Still, ask her about her worries, and she mentions an elderly man she saw this weekend in front of the Salvation Army thrift store on West Lee Street.
He was sleeping on a thin piece of cardboard.
"My heart about tore all to pieces,'' she said. "Old, young, people with kids. They're sleeping under bridges and sidewalks and abandoned cars because there is nowhere to go. It shouldn't be like that.''
It's worth mentioning, since Mr. Rowe barely touched on it, that one of the places visited was Kyle Petty's "Victory Junction Camp" - it's a make-a-wish type place for terminally ill children. A great charity, IMHO. The Pettys do an awful lot of good in the community.
"Why do you make everything bad? Mr badman.". My mommies tell me I'm a democrat.
"How do you manage to keep from b***hslapping some of those reporters?"
Hey, B*****, tell us what you know about Vince Foster; what's it feel like to kill somebody you used to sleep with?
Sometimes, I'm just not sure where to start when it comes to commentary like this.
600 a week? In a shelter?
I love how these morons act as if the "government" is some kind of separate entity with unlimited purchasing power. It is your neighbors' money you selfish jerks.
"She's not a Republican with deep pockets. She's a mother of eight with empty pockets, a thin woman of 32 living with her husband at the city's homeless shelter."
32 and a mother of 8 with no income, a bit of advise that will go further than any charity can give, don't have children you can't take care of or give them to someone that can.
I would ask him what mistakes he regretted most and whether he would take responsibility for them. /liberal
I suspect that it's a whole lot easier to find a poor Republican, than the aforementioned parent. :-)
"She's not a Republican with deep pockets. She's a mother of EIGHT with empty pockets, a thin woman of 32 living with her husband at the city's homeless shelter."
EIGHT babies and thin? meth-head. That woman and man were too high and too busy bumpin' uglies to look for a JOB!
LLS
?????????????? $40@day...$5.00 per hr.???????????? What is minimum wage?
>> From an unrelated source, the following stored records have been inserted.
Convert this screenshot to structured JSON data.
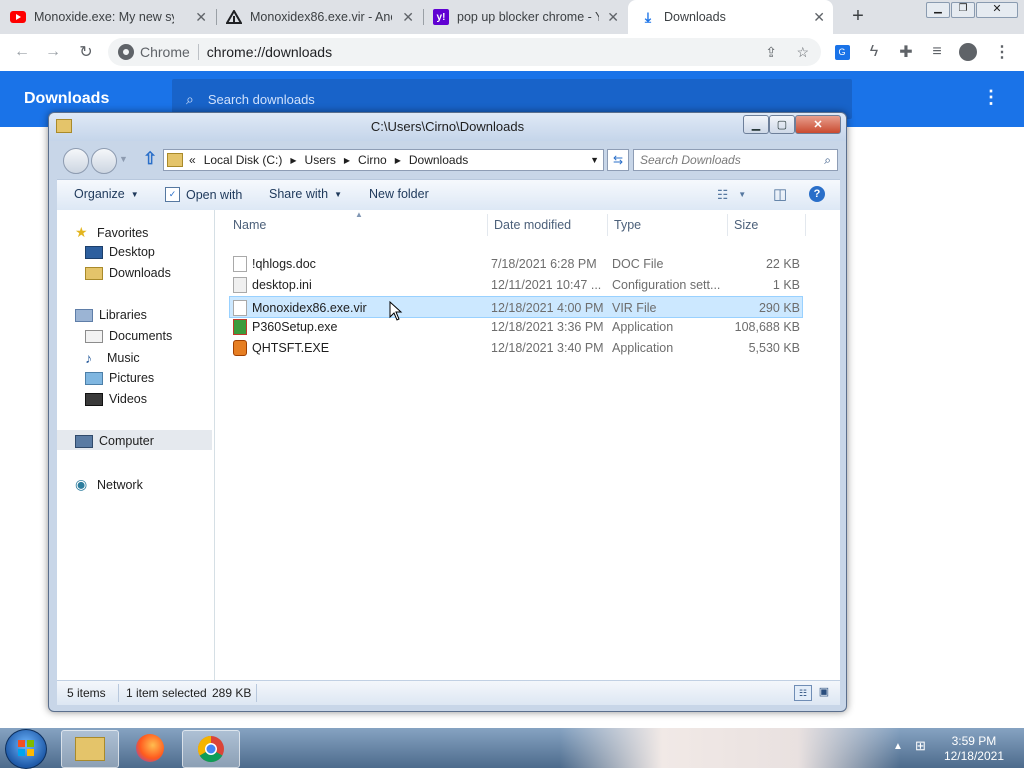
{
  "browser": {
    "tabs": [
      {
        "title": "Monoxide.exe: My new sys",
        "favicon": "youtube-icon",
        "active": false
      },
      {
        "title": "Monoxidex86.exe.vir - Ano",
        "favicon": "anonfiles-icon",
        "active": false
      },
      {
        "title": "pop up blocker chrome - Y",
        "favicon": "yahoo-icon",
        "active": false
      },
      {
        "title": "Downloads",
        "favicon": "download-icon",
        "active": true
      }
    ],
    "omnibox": {
      "site_label": "Chrome",
      "url": "chrome://downloads"
    }
  },
  "downloads_page": {
    "title": "Downloads",
    "search_placeholder": "Search downloads"
  },
  "explorer": {
    "title": "C:\\Users\\Cirno\\Downloads",
    "breadcrumb": {
      "overflow": "«",
      "parts": [
        "Local Disk (C:)",
        "Users",
        "Cirno",
        "Downloads"
      ]
    },
    "search_placeholder": "Search Downloads",
    "commands": {
      "organize": "Organize",
      "open_with": "Open with",
      "share_with": "Share with",
      "new_folder": "New folder"
    },
    "nav": {
      "favorites": "Favorites",
      "favorites_items": [
        "Desktop",
        "Downloads"
      ],
      "libraries": "Libraries",
      "libraries_items": [
        "Documents",
        "Music",
        "Pictures",
        "Videos"
      ],
      "computer": "Computer",
      "network": "Network"
    },
    "columns": {
      "name": "Name",
      "date": "Date modified",
      "type": "Type",
      "size": "Size"
    },
    "files": [
      {
        "name": "!qhlogs.doc",
        "date": "7/18/2021 6:28 PM",
        "type": "DOC File",
        "size": "22 KB"
      },
      {
        "name": "desktop.ini",
        "date": "12/11/2021 10:47 ...",
        "type": "Configuration sett...",
        "size": "1 KB"
      },
      {
        "name": "Monoxidex86.exe.vir",
        "date": "12/18/2021 4:00 PM",
        "type": "VIR File",
        "size": "290 KB"
      },
      {
        "name": "P360Setup.exe",
        "date": "12/18/2021 3:36 PM",
        "type": "Application",
        "size": "108,688 KB"
      },
      {
        "name": "QHTSFT.EXE",
        "date": "12/18/2021 3:40 PM",
        "type": "Application",
        "size": "5,530 KB"
      }
    ],
    "status": {
      "count": "5 items",
      "selected": "1 item selected",
      "selected_size": "289 KB"
    }
  },
  "taskbar": {
    "time": "3:59 PM",
    "date": "12/18/2021"
  },
  "colors": {
    "chrome_blue": "#1a73e8",
    "selection": "#cce8ff",
    "tab_strip": "#dee1e6"
  }
}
Something isn't right with her story
Dear Preston; We stop the wars by winning them and not by obstructing President Bush at every turn.
Probably spending 800 a week on drugs.
And why is that? This statistical group has either:
a) chronically unemployed
b) fathered or mothered multiple bastard children
c) not graduated high school
If a person can't do these three basic things, then I have no sympathy.